Jangan pernah menanyakan kepada penganut aliran “Just Do It” pertanyaan ini : “Apakah membuka usaha toko itu menguntungkan?”. Karena sebenanya itu “pertanyaan bodoh”. Wong namanya jualan pasti cari untung. Kalau tidak untung ya balik kanan saja, enggak jadi jualan. Apalagi kalau jualannya sukses dan berkembang, pasti jawabannnya : “Jelas, menguntungkan sekali”.
Lalu kalau kemudian pertanyaan dilanjutkan : “Seberapa besar keuntungannya?”. Maka jawabannya adalah seperti pernah saya ceritakan sebelumnya. “Dulu toko saya kecil, sekarang sudah agak besar”, “Dulu saya hanya punya satu toko, sekarang saya punya dua”, “Dulu saya menggunakan sepeda motor untuk kesana-kemari, sekarang sudah ada mobil untuk operasional”, “Dulu rumah saya kecil di pojok kampung sana, sekarang sudah dibangun tingkat”.
Bagi orang yang suka repot dengan hitung-hitungan bisnis, barangkali bukan jawaban seperti itu yang diharapkan. Maka untuk mengukur apakah menguntungkan atau tidak, harus dijawab dengan pembanding. Menguntungkan dibanding apa. Biasanya yang dijadikan referensi adalah bunga bank, tabungan maupun deposito.
Singkating carito (singkat cerita), kalau naruh uang di bank lalu ditinggal tidur saja setiap bulan mendatangkan keuntungan (kecuali uangnya dikemplang yang punya bank). Maka naruh uang di bisnis toko mestinya lebih menguntungkan dibandingkan dengan di bank. Kalau tidak, lha ngapain jungkir balik, kepala jadi kaki – kaki jadi kepala, kalau tidak ada keuntungan lebih?

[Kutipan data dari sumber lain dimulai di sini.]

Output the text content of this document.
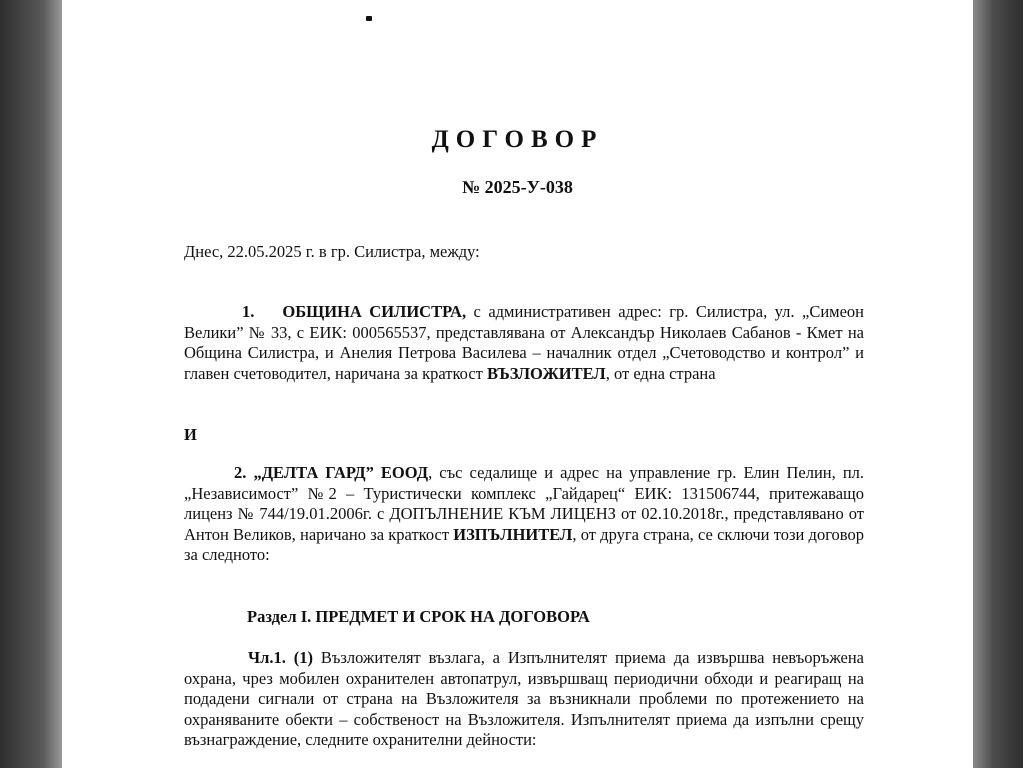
ДОГОВОР
№ 2025-У-038
Днес, 22.05.2025 г. в гр. Силистра, между:
1. ОБЩИНА СИЛИСТРА, с административен адрес: гр. Силистра, ул. „Симеон Велики” № 33, с ЕИК: 000565537, представлявана от Александър Николаев Сабанов - Кмет на Община Силистра, и Анелия Петрова Василева – началник отдел „Счетоводство и контрол” и главен счетоводител, наричана за краткост ВЪЗЛОЖИТЕЛ, от една страна
И
2. „ДЕЛТА ГАРД” ЕООД, със седалище и адрес на управление гр. Елин Пелин, пл.„Независимост” №2 – Туристически комплекс „Гайдарец“ ЕИК: 131506744, притежаващо лиценз № 744/19.01.2006г. с ДОПЪЛНЕНИЕ КЪМ ЛИЦЕНЗ от 02.10.2018г., представлявано от Антон Великов, наричано за краткост ИЗПЪЛНИТЕЛ, от друга страна, се сключи този договор за следното:
Раздел I. ПРЕДМЕТ И СРОК НА ДОГОВОРА
Чл.1. (1) Възложителят възлага, а Изпълнителят приема да извършва невъоръжена охрана, чрез мобилен охранителен автопатрул, извършващ периодични обходи и реагиращ на подадени сигнали от страна на Възложителя за възникнали проблеми по протежението на охраняваните обекти – собственост на Възложителя. Изпълнителят приема да изпълни срещу възнаграждение, следните охранителни дейности:
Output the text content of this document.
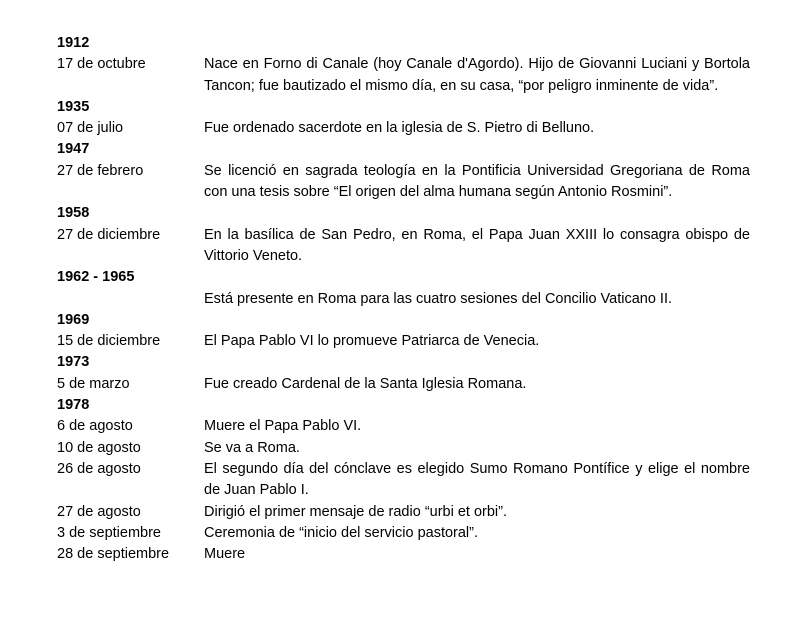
1912
17 de octubre	Nace en Forno di Canale (hoy Canale d'Agordo). Hijo de Giovanni Luciani y Bortola Tancon; fue bautizado el mismo día, en su casa, “por peligro inminente de vida”.
1935
07 de julio	Fue ordenado sacerdote en la iglesia de S. Pietro di Belluno.
1947
27 de febrero	Se licenció en sagrada teología en la Pontificia Universidad Gregoriana de Roma con una tesis sobre “El origen del alma humana según Antonio Rosmini”.
1958
27 de diciembre	En la basílica de San Pedro, en Roma, el Papa Juan XXIII lo consagra obispo de Vittorio Veneto.
1962 - 1965
Está presente en Roma para las cuatro sesiones del Concilio Vaticano II.
1969
15 de diciembre	El Papa Pablo VI lo promueve Patriarca de Venecia.
1973
5 de marzo	Fue creado Cardenal de la Santa Iglesia Romana.
1978
6 de agosto	Muere el Papa Pablo VI.
10 de agosto	Se va a Roma.
26 de agosto	El segundo día del cónclave es elegido Sumo Romano Pontífice y elige el nombre de Juan Pablo I.
27 de agosto	Dirigió el primer mensaje de radio “urbi et orbi”.
3 de septiembre	Ceremonia de “inicio del servicio pastoral”.
28 de septiembre	Muere
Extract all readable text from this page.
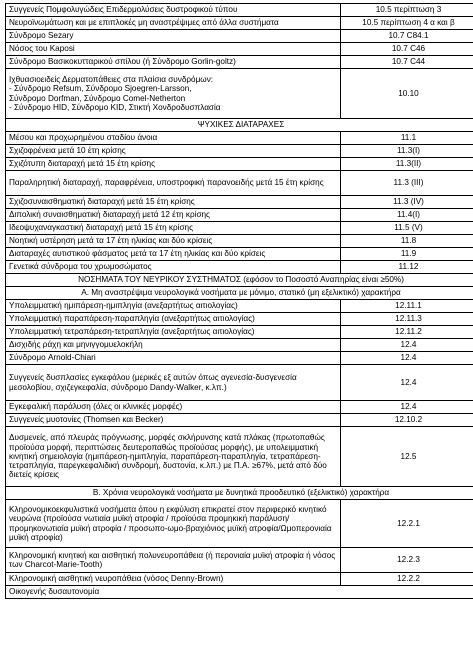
Συγγενείς Πομφολυγώδεις Επιδερμολύσεις δυστροφικού τύπου	10.5 περίπτωση 3
Νευροϊνωμάτωση και με επιπλοκές μη αναστρέψιμες από άλλα συστήματα	10.5 περίπτωση 4 α και β
Σύνδρομο Sezary	10.7 C84.1
Νόσος του Kaposi	10.7 C46
Σύνδρομο Βασικοκυτταρικού σπίλου (ή Σύνδρομο Gorlin-goltz)	10.7 C44
Ιχθυασιοειδείς Δερματοπάθειες στα πλαίσια συνδρόμων:
- Σύνδρομο Refsum, Σύνδρομο Sjoegren-Larsson,
Σύνδρομο Dorfman, Σύνδρομο Comel-Netherton
- Σύνδρομο HID, Σύνδρομο KID, Στικτή Χονδροδυσπλασία	10.10
ΨΥΧΙΚΕΣ ΔΙΑΤΑΡΑΧΕΣ	
Μέσου και προχωρημένου σταδίου άνοια	11.1
Σχιζοφρένεια μετά 10 έτη κρίσης	11.3(I)
Σχιζότυπη διαταραχή μετά 15 έτη κρίσης	11.3(II)
Παραληρητική διαταραχή, παραφρένεια, υποστροφική παρανοειδής μετά 15 έτη κρίσης	11.3 (III)
Σχιζοσυναισθηματική διαταραχή μετά 15 έτη κρίσης	11.3 (IV)
Διπολική συναισθηματική διαταραχή μετά 12 έτη κρίσης	11.4(I)
Ιδεοψυχαναγκαστική διαταραχή μετά 15 έτη κρίσης	11.5 (V)
Νοητική υστέρηση μετά τα 17 έτη ηλικίας και δύο κρίσεις	11.8
Διαταραχές αυτιστικού φάσματος μετά τα 17 έτη ηλικίας και δύο κρίσεις	11.9
Γενετικά σύνδρομα του χρωμοσώματος	11.12
ΝΟΣΗΜΑΤΑ ΤΟΥ ΝΕΥΡΙΚΟΥ ΣΥΣΤΗΜΑΤΟΣ (εφόσον το Ποσοστό Αναπηρίας είναι ≥50%)	
Α. Μη αναστρέψιμα νευρολογικά νοσήματα με μόνιμο, στατικό (μη εξελικτικό) χαρακτήρα	
Υπολειμματική ημιπάρεση-ημιπληγία (ανεξαρτήτως αιτιολογίας)	12.11.1
Υπολειμματική παραπάρεση-παραπληγία (ανεξαρτήτως αιτιολογίας)	12.11.3
Υπολειμματική τετραπάρεση-τετραπληγία (ανεξαρτήτως αιτιολογίας)	12.11.2
Δισχιδής ράχη και μηνιγγομυελοκήλη	12.4
Σύνδρομο Arnold-Chiari	12.4
Συγγενείς δυσπλασίες εγκεφάλου (μερικές εξ αυτών όπως αγενεσία-δυσγενεσία μεσολοβίου, σχιζεγκεφαλία, σύνδρομο Dandy-Walker, κ.λπ.)	12.4
Εγκεφαλική παράλυση (όλες οι κλινικές μορφές)	12.4
Συγγενείς μυοτονίες (Thomsen και Becker)	12.10.2
Δυσμενείς, από πλευράς πρόγνωσης, μορφές σκλήρυνσης κατά πλάκας (πρωτοπαθώς προϊούσα μορφή, περιπτώσεις δευτεροπαθώς προϊούσας μορφής), με υπολειμματική κινητική σημειολογία (ημιπάρεση-ημιπληγία, παραπάρεση-παραπληγία, τετραπάρεση-τετραπληγία, παρεγκεφαλιδική συνδρομή, δυστονία, κ.λπ.) με Π.Α. ≥67%, μετά από δύο διετείς κρίσεις	12.5
Β. Χρόνια νευρολογικά νοσήματα με δυνητικά προοδευτικό (εξελικτικό) χαρακτήρα	
Κληρονομικοεκφυλιστικά νοσήματα όπου η εκφύλιση επικρατεί στον περιφερικό κινητικό νευρώνα (προϊούσα νωτιαία μυϊκή ατροφία / προϊούσα προμηκική παράλυση/προμηκονωτιαία μυϊκή ατροφία / προσωπο-ωμο-βραχιόνιος μυϊκή ατροφία/Ωμοπερονιαία μυϊκή ατροφία)	12.2.1
Κληρονομική κινητική και αισθητική πολυνευροπάθεια (ή περονιαία μυϊκή ατροφία ή νόσος των Charcot-Marie-Tooth)	12.2.3
Κληρονομική αισθητική νευροπάθεια (νόσος Denny-Brown)	12.2.2
Οικογενής δυσαυτονομία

Maka pertanyaan yang terakhir itu mestinya ditujukan kepada penganut aliran “Just Plan It”. Dan jawabannya adalah : Mari kita lihat lembar cashflow (aliran uang tunai) usahanya. Biarlah “Madurejo Swalayan” menjadi contoh soal, biar tidak repot-repot melakukan kerja praktek lapangan di korporasi lain.
***
Sekedar mengingatkan kembali (agar lebih mudah membayangkannya), rencana usaha “Madurejo Swalayan” dipersiapkan dengan dua Opsi : Opsi pertama, mengikutkan semua modal tetap (properti dan prasarana toko) ke dalam hitung-hitungan modal awal. Opsi kedua, tidak memasukkan modal tetap properti (hanya prasarana toko saja) ke dalam modal awal. Berdasarkan asumsi tingkat pertumbuhan omset penjualan yang diperkirakan akan terjadi, ada dua versi skenario usaha, yaitu : skenario pesimistik (kemungkinan terjelek) dan skenario optimistik (kemungkinan terbaik).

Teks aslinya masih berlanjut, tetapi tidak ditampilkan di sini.